General Joseph Martin Chapter

Cumberland Gap, TN

 


Cumberland Gap Patriot



Thomas Gambill

 

Thomas Gambill was born in 1742 in England. In 1759, Gambill sailed to Sc and had moved to the Georgia frontier.  Upon moving to Georgia, Gambill joined the Georgia rangers.  The Georgia Rangers were already famous for their actions at the battle of Bloody Marsh fought on July 7, 1742.  The Georgia Rangers defeated a large Spanish Invasion force at St. Simons Island who wanted to take over the state of Georgia. During the French and Indian war they help keep the peace between the Indians and Settlers.

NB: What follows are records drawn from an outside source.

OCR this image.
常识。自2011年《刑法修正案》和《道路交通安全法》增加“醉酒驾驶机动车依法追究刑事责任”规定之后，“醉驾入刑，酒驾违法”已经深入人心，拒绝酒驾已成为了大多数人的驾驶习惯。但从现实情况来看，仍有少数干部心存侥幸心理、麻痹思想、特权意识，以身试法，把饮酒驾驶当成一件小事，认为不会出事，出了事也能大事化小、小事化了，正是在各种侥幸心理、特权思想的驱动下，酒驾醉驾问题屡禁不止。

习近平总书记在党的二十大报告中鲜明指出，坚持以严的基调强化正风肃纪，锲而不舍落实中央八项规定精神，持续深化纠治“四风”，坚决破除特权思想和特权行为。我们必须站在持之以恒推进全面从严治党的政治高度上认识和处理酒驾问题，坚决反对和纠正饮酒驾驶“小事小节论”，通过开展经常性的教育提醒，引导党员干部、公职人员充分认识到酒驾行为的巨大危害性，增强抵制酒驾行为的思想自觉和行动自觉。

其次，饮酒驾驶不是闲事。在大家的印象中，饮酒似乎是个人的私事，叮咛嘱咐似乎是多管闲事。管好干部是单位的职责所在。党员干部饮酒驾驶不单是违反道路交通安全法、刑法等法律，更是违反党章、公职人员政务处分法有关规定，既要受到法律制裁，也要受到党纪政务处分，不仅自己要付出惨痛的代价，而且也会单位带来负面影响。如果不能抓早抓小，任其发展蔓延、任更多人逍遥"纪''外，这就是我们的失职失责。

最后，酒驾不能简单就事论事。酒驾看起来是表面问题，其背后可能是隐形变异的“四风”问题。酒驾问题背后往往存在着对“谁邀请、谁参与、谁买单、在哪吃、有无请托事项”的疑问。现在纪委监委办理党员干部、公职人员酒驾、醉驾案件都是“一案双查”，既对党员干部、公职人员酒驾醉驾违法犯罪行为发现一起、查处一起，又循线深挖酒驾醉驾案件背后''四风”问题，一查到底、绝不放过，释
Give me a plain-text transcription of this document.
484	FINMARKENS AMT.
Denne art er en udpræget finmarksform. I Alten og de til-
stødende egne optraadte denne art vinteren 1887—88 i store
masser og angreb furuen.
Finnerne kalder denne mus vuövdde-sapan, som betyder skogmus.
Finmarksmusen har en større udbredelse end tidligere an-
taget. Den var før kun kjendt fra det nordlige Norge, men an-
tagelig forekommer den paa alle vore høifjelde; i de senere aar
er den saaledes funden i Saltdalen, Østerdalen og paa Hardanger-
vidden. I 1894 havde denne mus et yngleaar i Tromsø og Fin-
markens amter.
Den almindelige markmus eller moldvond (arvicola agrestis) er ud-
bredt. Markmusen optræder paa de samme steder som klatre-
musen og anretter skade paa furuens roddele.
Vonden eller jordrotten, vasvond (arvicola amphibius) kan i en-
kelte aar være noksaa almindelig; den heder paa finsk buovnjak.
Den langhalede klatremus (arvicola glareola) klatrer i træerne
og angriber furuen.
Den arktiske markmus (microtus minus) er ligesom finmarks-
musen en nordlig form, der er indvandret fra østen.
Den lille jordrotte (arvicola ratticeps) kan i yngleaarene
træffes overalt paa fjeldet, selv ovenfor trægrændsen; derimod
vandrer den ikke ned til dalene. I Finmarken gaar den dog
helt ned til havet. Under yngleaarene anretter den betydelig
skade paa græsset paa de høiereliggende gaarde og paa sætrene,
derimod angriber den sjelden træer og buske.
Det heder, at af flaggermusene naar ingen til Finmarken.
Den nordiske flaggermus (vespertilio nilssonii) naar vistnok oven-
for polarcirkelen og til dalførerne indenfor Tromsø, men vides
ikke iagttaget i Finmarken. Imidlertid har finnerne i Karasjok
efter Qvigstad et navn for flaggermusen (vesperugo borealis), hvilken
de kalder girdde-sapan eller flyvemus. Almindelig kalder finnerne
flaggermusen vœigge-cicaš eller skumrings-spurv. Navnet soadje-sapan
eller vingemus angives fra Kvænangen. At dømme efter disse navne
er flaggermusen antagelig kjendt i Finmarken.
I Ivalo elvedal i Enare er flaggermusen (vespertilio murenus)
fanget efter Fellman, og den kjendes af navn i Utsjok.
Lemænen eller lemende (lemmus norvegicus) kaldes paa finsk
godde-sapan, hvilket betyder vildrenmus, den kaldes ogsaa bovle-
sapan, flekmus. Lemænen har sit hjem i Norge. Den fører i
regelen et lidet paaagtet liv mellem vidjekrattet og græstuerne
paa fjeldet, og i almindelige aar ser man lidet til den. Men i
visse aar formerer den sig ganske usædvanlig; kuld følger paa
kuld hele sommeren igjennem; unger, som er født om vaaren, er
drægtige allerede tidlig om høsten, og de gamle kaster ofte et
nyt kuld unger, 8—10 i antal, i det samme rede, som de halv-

In 1766, in Savannah, the Georgia Rangers kept the Liberty boys from seizing the stamped paper that was to be used during the Stamp Act passed in 1765. Georgia was the only colony able to put down a riot by the Liberty Boys and supported the Stamp Act.

In 1772, Gambill moved to Allendale Sc. Here Gambill met Susannah Nash and were soon married. From this union they had 14 children.

In 1776, Gambill moved to the Watauga region of Tennessee. During the Revolutionary war Gambill first fought the Cherokee at Fort Watauga. On July 20, 1776, Dragging Canoe, leader of the Cherokee attacked the settlements in the Watauga, Holston, and Carter valley in a three pronged attack simultaneously. Dragging Canoe was later defeated that day in the battle of Long Island Flats.

 In September 1776, Gambill was transferred to Fort Patrick Henry where he and 2400 other men from Virginia, North Carolina, and South Carolina got together to fight the Cherokee under the command of General Griffith Rutherford. Rutherford and his men defeated the Cherokee. The conflict ended with the signing of the Avery Treaty. The Cherokee ceded all of their land in East TN to the white settlers. In 1806, in the Dearborn Treaty signed at Fort Dearborn Michigan, the Cherokee ceded their most sacred Ground, the Island of Long Island to the White settlers.  The treaties of Watonga (1774) and Treaty of Sycamore shoals (1775) had been signed on Long Island almost 30 years earlier.

 In 1783, Gambill moved to Hawkins County before moving to Davidson County.  Gambill was one of the first settlers to move to Davidson County. By 1805, Gambill had moved to Stewart creek in Rutherford County TN. Here on June 19, 1806, Gambill was killed by Creek Indians, and was buried near his home.

 During the Civil war, a Joseph Gambill, a descendent of Thomas Gambill joined the TN14th Confederate Infantry. This unit was most famous at Gettysburg, where it captured the stone wall in front of the Federal Troops on Cemetery Ridge. During Pickett’s Charge on July 3, 1863, the TN 14th advanced farther than any other Confederate troops and almost caused a breach in the Federal line. During the Civil War, they were reported to have had fewer desertions than any other confederate Unit in the Confederacy.